Ava took an involuntary step back. No, she thought. This can’t be. Then, out loud: “You are not the wizard.”
The bird followed after her, a mischievous gleam burning in its eyes like coals. “Oh,” it asked, “and why not?”
A pause. Then the bird spoke again.
“Help us.”
Sandy snagged on that last line of dialog like a fish caught by a sharp hook. Where did that come from? It was so jarring, so unexpected and out of place in the story she was writing, that Sandy tried to disengage. But she was so deeply entrenched in the tale that the image in her mind refused to leave her right away, and her pen, almost of its own volition, scribbled out three more words before the dream finally burst around her like a popped bubble.
“Please, help us.”
Rattled, Sandy slapped her pen down on the desk and took a deep, shuddering breath. A story had never taken such complete control of her before. Sure, she was more than casually acquainted with the feeling of a story bursting to life inside her head, blossoming into something entirely novel and unexpected. But she’d always been in control, and had always known what was coming in the instant before the pen kissed the paper. But this time, it had hit her so fast, almost like a vision, startlingly lucid, and when she’d tried to pull away—to get a hold of herself again—the story had pulled her back in.

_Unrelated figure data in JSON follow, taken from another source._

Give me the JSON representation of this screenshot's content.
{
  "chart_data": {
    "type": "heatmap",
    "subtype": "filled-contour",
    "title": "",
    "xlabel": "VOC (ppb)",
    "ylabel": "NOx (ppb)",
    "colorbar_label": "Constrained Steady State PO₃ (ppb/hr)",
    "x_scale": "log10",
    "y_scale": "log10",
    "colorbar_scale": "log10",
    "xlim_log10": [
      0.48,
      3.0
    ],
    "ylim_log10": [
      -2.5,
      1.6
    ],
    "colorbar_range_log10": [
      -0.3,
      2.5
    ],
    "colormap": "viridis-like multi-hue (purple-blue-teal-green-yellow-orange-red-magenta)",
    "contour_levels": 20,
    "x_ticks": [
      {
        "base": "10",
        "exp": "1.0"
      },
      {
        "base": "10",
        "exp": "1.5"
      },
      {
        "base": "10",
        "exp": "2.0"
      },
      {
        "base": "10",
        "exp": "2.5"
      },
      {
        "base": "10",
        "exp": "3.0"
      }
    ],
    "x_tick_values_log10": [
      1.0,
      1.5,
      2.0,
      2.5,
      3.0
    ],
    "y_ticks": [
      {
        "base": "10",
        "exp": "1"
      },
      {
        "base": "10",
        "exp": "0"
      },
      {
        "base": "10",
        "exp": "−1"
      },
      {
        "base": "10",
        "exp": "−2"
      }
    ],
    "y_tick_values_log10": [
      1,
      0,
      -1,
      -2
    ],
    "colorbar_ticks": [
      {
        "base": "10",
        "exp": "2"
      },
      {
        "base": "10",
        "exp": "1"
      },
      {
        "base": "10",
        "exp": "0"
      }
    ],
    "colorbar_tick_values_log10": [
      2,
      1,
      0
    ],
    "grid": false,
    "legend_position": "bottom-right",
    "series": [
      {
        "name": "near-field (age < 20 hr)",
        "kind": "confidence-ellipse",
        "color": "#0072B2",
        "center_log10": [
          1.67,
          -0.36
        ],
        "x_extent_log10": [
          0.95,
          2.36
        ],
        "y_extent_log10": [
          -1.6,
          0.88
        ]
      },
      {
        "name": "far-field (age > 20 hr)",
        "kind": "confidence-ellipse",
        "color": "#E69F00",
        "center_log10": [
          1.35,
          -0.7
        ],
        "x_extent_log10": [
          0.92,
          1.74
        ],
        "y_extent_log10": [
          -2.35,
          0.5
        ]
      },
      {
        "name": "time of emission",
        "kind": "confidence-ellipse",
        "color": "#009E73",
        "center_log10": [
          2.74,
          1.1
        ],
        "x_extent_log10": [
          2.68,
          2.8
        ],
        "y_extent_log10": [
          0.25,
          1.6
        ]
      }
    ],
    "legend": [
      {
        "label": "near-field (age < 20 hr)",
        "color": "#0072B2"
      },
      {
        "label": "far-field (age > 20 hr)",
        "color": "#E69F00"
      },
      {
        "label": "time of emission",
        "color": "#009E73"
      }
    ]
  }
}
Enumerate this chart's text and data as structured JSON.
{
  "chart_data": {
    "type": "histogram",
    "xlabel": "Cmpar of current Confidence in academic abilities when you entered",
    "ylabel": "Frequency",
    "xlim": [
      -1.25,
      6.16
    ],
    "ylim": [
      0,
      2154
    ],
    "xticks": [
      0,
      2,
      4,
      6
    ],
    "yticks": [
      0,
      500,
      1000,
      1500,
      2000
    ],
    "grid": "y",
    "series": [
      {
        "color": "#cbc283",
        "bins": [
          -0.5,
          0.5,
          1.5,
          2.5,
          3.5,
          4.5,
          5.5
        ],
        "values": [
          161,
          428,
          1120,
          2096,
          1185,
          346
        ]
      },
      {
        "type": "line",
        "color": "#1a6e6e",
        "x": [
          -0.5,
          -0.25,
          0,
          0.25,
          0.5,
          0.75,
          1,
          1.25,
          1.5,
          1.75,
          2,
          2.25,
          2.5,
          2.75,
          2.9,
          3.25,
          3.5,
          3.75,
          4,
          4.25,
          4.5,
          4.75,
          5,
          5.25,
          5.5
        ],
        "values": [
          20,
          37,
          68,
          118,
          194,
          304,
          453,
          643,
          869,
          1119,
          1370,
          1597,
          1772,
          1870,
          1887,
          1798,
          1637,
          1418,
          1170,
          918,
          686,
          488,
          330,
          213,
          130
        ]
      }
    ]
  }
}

No, thought Sandy, viewing the notebook before her for the first time with suspicion and fear. She was probably just tired. Maybe she’d dozed, and that jarring pause between when she’d told herself to stop and when she’d pulled away had simply been her transition back into a fully wakeful state.
Sandy’s mind went reeling back to the blackbirds, to their strangely intelligent eyes, intense in their silent questioning.
Spooked, Sandy snapped the notebook closed. She bolted from her desk, threw open the curtains to let what remained of the outdoor light inside—a bright burnished copper—and squinted. Though the light hurt her eyes, it also felt good, felt right. It was the blinding visage of reality slapping her in the face, yanking her away from a fantasy that felt as if it had almost drowned her.
When her eyes at last adjusted to the brightness, she let her gaze wander over the familiar contours of the neighbors’s houses—over the backyard she’d grown up in what seemed a lifetime ago, over the towering oak tree she’d once climbed when she was nine.
Sandy drank in the familiar view, relishing its tangible realness. She never noticed the six blackbirds perched in the oak’s branches, shrouded in the deepening shadows.